On page 254 of Edwin Lefevre's Reminiscences of a Stock Operator (online version)we read:
...At the same time I realise that the best of all tipsters, the most persuasive of all salesmen, is the tape....
Read the book, it's the best tip I've got.
If you do, you will receive an honorary membership in the Punchline Club because you will know this reference "How do you start an earthquake?" which is a play on another punchline "How do you start a hurricane?" which train of thought was triggered by one of the best punchlines of all time, "Some people can tell a joke, some can't".
Speaking of trains, it's chapter six that has the story of Jesse Livermore's (I mean Larry Livingstone's) score on Union Pacific:
IN the spring of 1906 I was in Atlantic City for a short vacation. I was out of stocks and was thinking only of having a change of air and a nice rest....You know where this is going. "I was in Saratoga for a nice rest..."
"...One morning after we had breakfasted and had finished reading all the New York morning papers, and had got tired of watching the sea gulls picking up clams and flying up with them twenty feet in the air and dropping them on the hard wet sand to open them for their breakfast, my friend and I started up the Boardwalk....
...I was looking-over the quotation board, noting the changes they were mostly advances until I came to Union Pacific. I got a feeling that I ought to sell it. I can't tell you more. I just felt like selling it. I asked myself why I should feel like that, and I couldn't find any reason whatever for going short of UP...."
J.L. is now short 3000 Union Pacific.
"...I had sold as much as I needed to satisfy my feeling, so I followed him without waiting for a report on the last two thousand shares. It was a pretty good jag of stock for me to sell even with the best of reasons. It seemed more than enough to be short of without any reason whatever, particularly when the entire market was so strong and there was nothing in sight to make anybody think of the bear side....

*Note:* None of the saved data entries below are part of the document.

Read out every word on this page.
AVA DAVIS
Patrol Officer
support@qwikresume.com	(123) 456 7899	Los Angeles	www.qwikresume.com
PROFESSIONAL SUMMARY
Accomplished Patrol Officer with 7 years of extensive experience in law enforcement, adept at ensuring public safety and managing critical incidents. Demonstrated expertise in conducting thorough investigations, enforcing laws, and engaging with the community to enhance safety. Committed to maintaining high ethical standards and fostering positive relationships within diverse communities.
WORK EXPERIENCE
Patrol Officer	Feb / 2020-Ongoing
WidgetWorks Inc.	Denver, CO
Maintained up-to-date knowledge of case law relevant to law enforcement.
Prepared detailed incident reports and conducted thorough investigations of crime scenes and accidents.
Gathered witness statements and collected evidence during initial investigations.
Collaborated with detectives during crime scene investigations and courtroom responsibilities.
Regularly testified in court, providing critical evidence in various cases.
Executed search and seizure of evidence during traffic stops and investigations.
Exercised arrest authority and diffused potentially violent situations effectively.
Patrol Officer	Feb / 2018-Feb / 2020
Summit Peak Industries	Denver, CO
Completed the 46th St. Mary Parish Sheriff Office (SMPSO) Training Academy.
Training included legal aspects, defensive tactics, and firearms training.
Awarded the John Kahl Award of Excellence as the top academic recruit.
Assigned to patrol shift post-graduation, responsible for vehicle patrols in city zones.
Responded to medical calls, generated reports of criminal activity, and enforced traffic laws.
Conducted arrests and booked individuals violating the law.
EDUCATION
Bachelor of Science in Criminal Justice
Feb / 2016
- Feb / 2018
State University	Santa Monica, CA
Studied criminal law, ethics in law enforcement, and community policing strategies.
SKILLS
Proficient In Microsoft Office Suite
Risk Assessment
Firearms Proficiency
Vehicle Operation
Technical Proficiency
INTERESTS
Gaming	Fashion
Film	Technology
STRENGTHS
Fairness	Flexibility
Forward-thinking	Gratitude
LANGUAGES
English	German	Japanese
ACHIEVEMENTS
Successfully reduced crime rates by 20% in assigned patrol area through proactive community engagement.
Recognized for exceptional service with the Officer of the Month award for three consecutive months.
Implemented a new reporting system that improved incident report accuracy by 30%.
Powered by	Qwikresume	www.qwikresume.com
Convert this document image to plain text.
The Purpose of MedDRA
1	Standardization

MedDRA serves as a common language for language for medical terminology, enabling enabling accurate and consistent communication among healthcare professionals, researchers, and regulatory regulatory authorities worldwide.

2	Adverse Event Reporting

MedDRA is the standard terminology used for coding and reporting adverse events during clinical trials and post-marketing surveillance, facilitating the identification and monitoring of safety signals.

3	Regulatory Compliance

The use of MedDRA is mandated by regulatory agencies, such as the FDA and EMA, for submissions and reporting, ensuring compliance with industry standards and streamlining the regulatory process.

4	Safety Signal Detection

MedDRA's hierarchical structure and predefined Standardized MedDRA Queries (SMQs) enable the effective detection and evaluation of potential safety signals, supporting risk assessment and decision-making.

...All I know is that I went out of the Atlantic City branch office of Harding Brothers short three thousand Union Pacific in a rising market, and I wasn't worried a bit. I wanted to know what price they'd got for my last two thousand shares. So after luncheon we walked up to the office. I had the pleasure of seeing that the general market was strong and Union Pacific higher. "I see your finish," said my friend. You could see he was glad he hadn't sold any. The next day the general market went up some more and I heard nothing but cheerful remarks from my friend. But I felt sure I had done right to sell UP, and I never get impatient when I feel I am right.
What's the sense?
That afternoon Union Pacific stopped climbing, and toward the end of the day it began to go off. Pretty soon it got down to a point below the level of the average of my three thousand shares. I felt more positive than ever that I was on the right side, and since I felt that way I naturally had to sell some more. So, toward the close, I sold an additional two thousand shares. There I was, short five thousand shares of UP. On a hunch. That was as much as I could sell in Harding's office with the margin I had up. It was too much stock for me to be short of, on a vacation; so I gave up the vacation and returned to New York...
The next day we got the news of the San Francisco earthquake...."
Mr. Lefevre also wrote a short story called The Tipster, published in 1901.